LAS VIDAS PARALELAS DE LICHY
La película biográfica de Lichy, su vida, parece filmada con una cámara en constante movimiento, la cámara nunca está quieta, es como si Terrence Malick junto a Enmanuel Lubezki estuvieran a cargo de todo. Lichy sigue narrando su vida ligada al cine: hijo de la Cinemateca—invitado por el propio Langlois— compañero de los integrantes de la peña que formarían la Nouvelle vague, restaurador de las películas de la filmoteca francesa, discípulo de gente mítica — y cuando Lichy dice que hombres famosos le ensañaron una que otra cosa, se refiere a Orson Welles, por ejemplo— y militante de un movimiento precursor de cine fraguado durante el mayo francés, así como maestro. La cámara no se detiene. “Siempre he sido my activo, muy militante, desde que comencé a hacer cine.

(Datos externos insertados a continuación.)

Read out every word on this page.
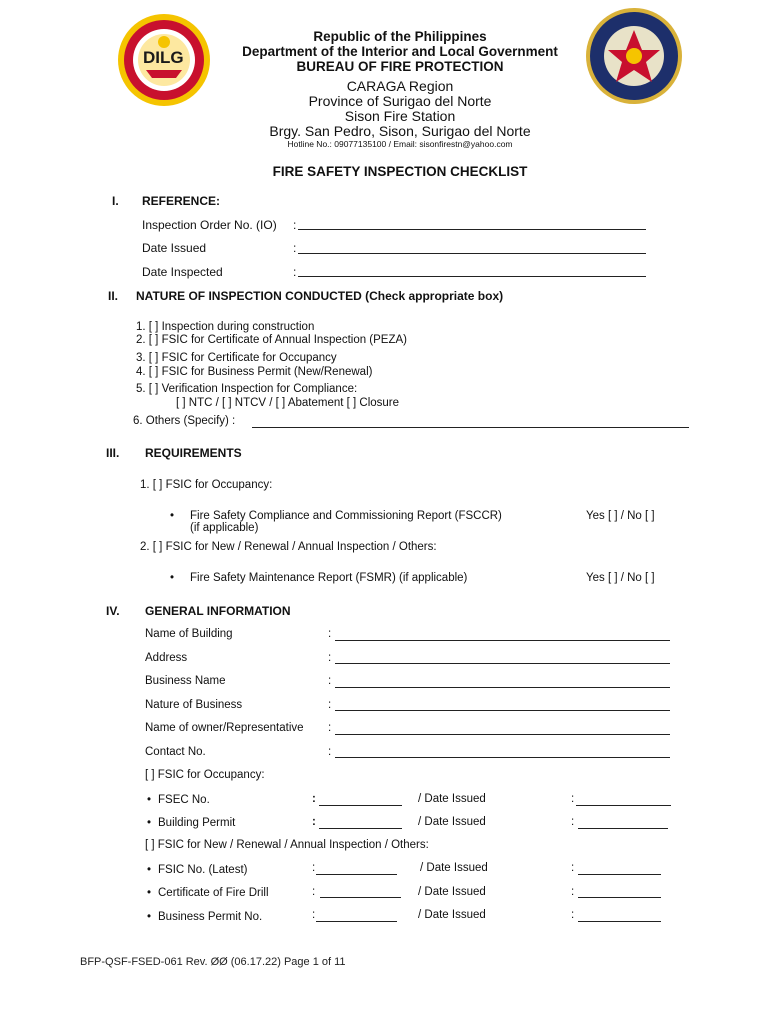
DILG
Republic of the Philippines
Department of the Interior and Local Government
BUREAU OF FIRE PROTECTION
CARAGA Region
Province of Surigao del Norte
Sison Fire Station
Brgy. San Pedro, Sison, Surigao del Norte
Hotline No.: 09077135100 / Email: sisonfirestn@yahoo.com
FIRE SAFETY INSPECTION CHECKLIST
I. REFERENCE:
Inspection Order No. (IO) :
Date Issued	:
Date Inspected	:
II. NATURE OF INSPECTION CONDUCTED (Check appropriate box)
1. [ ] Inspection during construction
2. [ ] FSIC for Certificate of Annual Inspection (PEZA)
3. [ ] FSIC for Certificate for Occupancy
4. [ ] FSIC for Business Permit (New/Renewal)
5. [ ] Verification Inspection for Compliance:
[ ] NTC / [ ] NTCV / [ ] Abatement [ ] Closure
6. Others (Specify) :
III. REQUIREMENTS
1. [ ] FSIC for Occupancy:
• Fire Safety Compliance and Commissioning Report (FSCCR)
(if applicable)
Yes [ ] / No [ ]
2. [ ] FSIC for New / Renewal / Annual Inspection / Others:
• Fire Safety Maintenance Report (FSMR) (if applicable)	Yes [ ] / No [ ]
IV. GENERAL INFORMATION
Name of Building	:
Address	:
Business Name	:
Nature of Business	:
Name of owner/Representative :
Contact No.	:
[ ] FSIC for Occupancy:
• FSEC No.	:	/ Date Issued	:
• Building Permit	:	/ Date Issued	:
[ ] FSIC for New / Renewal / Annual Inspection / Others:
• FSIC No. (Latest)	:	/ Date Issued	:
• Certificate of Fire Drill	:	/ Date Issued	:
• Business Permit No.	:	/ Date Issued	:
BFP-QSF-FSED-061 Rev. ØØ (06.17.22) Page 1 of 11
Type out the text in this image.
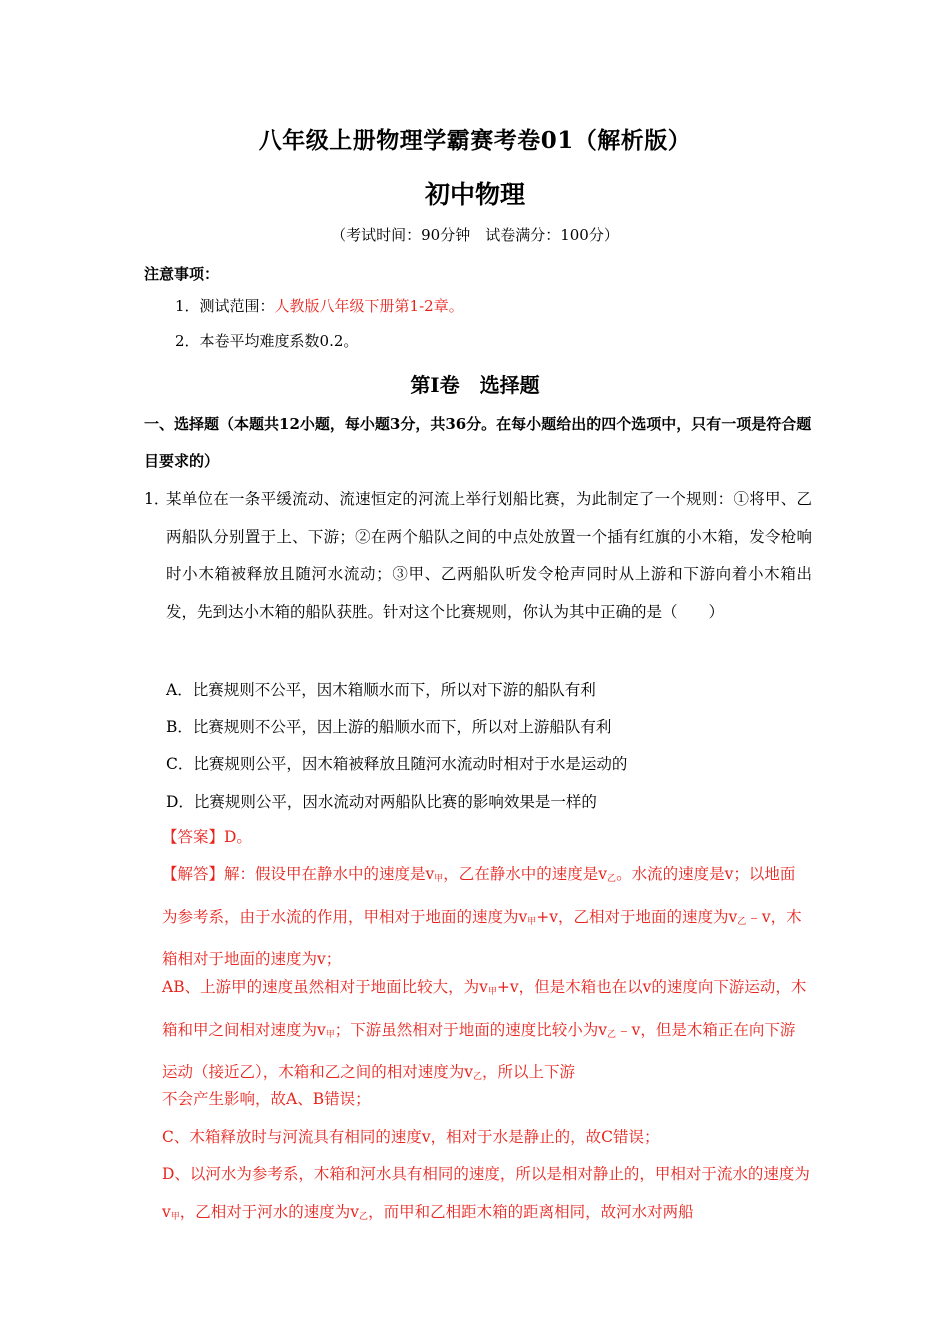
八年级上册物理学霸赛考卷01（解析版）
初中物理
（考试时间：90分钟　试卷满分：100分）
注意事项：
1．测试范围：人教版八年级下册第1-2章。
2．本卷平均难度系数0.2。
第Ⅰ卷　选择题
一、选择题（本题共12小题，每小题3分，共36分。在每小题给出的四个选项中，只有一项是符合题目要求的）
1．
某单位在一条平缓流动、流速恒定的河流上举行划船比赛，为此制定了一个规则：①将甲、乙两船队分别置于上、下游；②在两个船队之间的中点处放置一个插有红旗的小木箱，发令枪响时小木箱被释放且随河水流动；③甲、乙两船队听发令枪声同时从上游和下游向着小木箱出发，先到达小木箱的船队获胜。针对这个比赛规则，你认为其中正确的是（　　）
A．比赛规则不公平，因木箱顺水而下，所以对下游的船队有利
B．比赛规则不公平，因上游的船顺水而下，所以对上游船队有利
C．比赛规则公平，因木箱被释放且随河水流动时相对于水是运动的
D．比赛规则公平，因水流动对两船队比赛的影响效果是一样的
【答案】D。
【解答】解：假设甲在静水中的速度是$v_甲$，乙在静水中的速度是$v_乙$。水流的速度是v；以地面为参考系，由于水流的作用，甲相对于地面的速度为$v_甲+v$，乙相对于地面的速度为$v_乙﹣v$，木箱相对于地面的速度为v；
AB、上游甲的速度虽然相对于地面比较大，为$v_甲+v$，但是木箱也在以v的速度向下游运动，木箱和甲之间相对速度为$v_甲$；下游虽然相对于地面的速度比较小为$v_乙﹣v$，但是木箱正在向下游运动（接近乙），木箱和乙之间的相对速度为$v_乙$，所以上下游
不会产生影响，故A、B错误；
C、木箱释放时与河流具有相同的速度v，相对于水是静止的，故C错误；
D、以河水为参考系，木箱和河水具有相同的速度，所以是相对静止的，甲相对于流水的速度为$v_甲$，乙相对于河水的速度为$v_乙$，而甲和乙相距木箱的距离相同，故河水对两船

En mayo del 68 nosotros creamos la quincena de los directores en Cannes, que todavía existe y es muy importante, queríamos mostrar un cine diferente; también creamos la SRF (Sociedad de Realizadores de Film) y estando ahí creamos la Asociación de Directores de Cine Europeo que no es cualquier cosa: ahí estaban Wim Wenders, Herzog, Angelopoulos [Theo Angelopoulos, director y guionista de cine griego] y muchos otros, entonces he tenido una actividad muy fuerte y a mí me conocían por eso y por lo que había hecho, pues ya tenía años trabajando en la televisión francesa. Ya era casi docente sin dar clases, porque la gente me oía mucho y yo hablaba mucho de las películas, y yo creé un festival de cortos y documentales en el 69, para poder mostrar documentales que no se veían, cine militante de jóvenes, cine que no se veía, de México, irán, Venezuela, china. Y eso hacía que, cuando yo presentaba esas películas y hablaba de esos directores y de ese cine, la gente lo tomara como una clase. Siempre he tenido caminos paralelos en la realización, son como vidas paralelas en el cine”.
DETRÁS DE CÁMARAS
El cine nunca ha sido ajeno a la realidad, Lichy lo sabe. “Cuando yo doy talleres no hablo de política, porque quiero tocar a todo el mundo. Cuando hice El Misterio de las lagunas no me preocupó la política ni siquiera el público. Yo creo que es un error hacer una película pensando en el público, hay que arriesgarse a hacer cosas. Yo no trato de hacer películas políticas. Rio negro es una película política, es una película sobre la lucha por el poder, pero no la hice pensando en este momento, porque cuando la hice no existía la República Bolivariana. Para mí Río negro es un western amazónico, pero los western tienen reflexiones políticas, reflexiones sobre el poder”.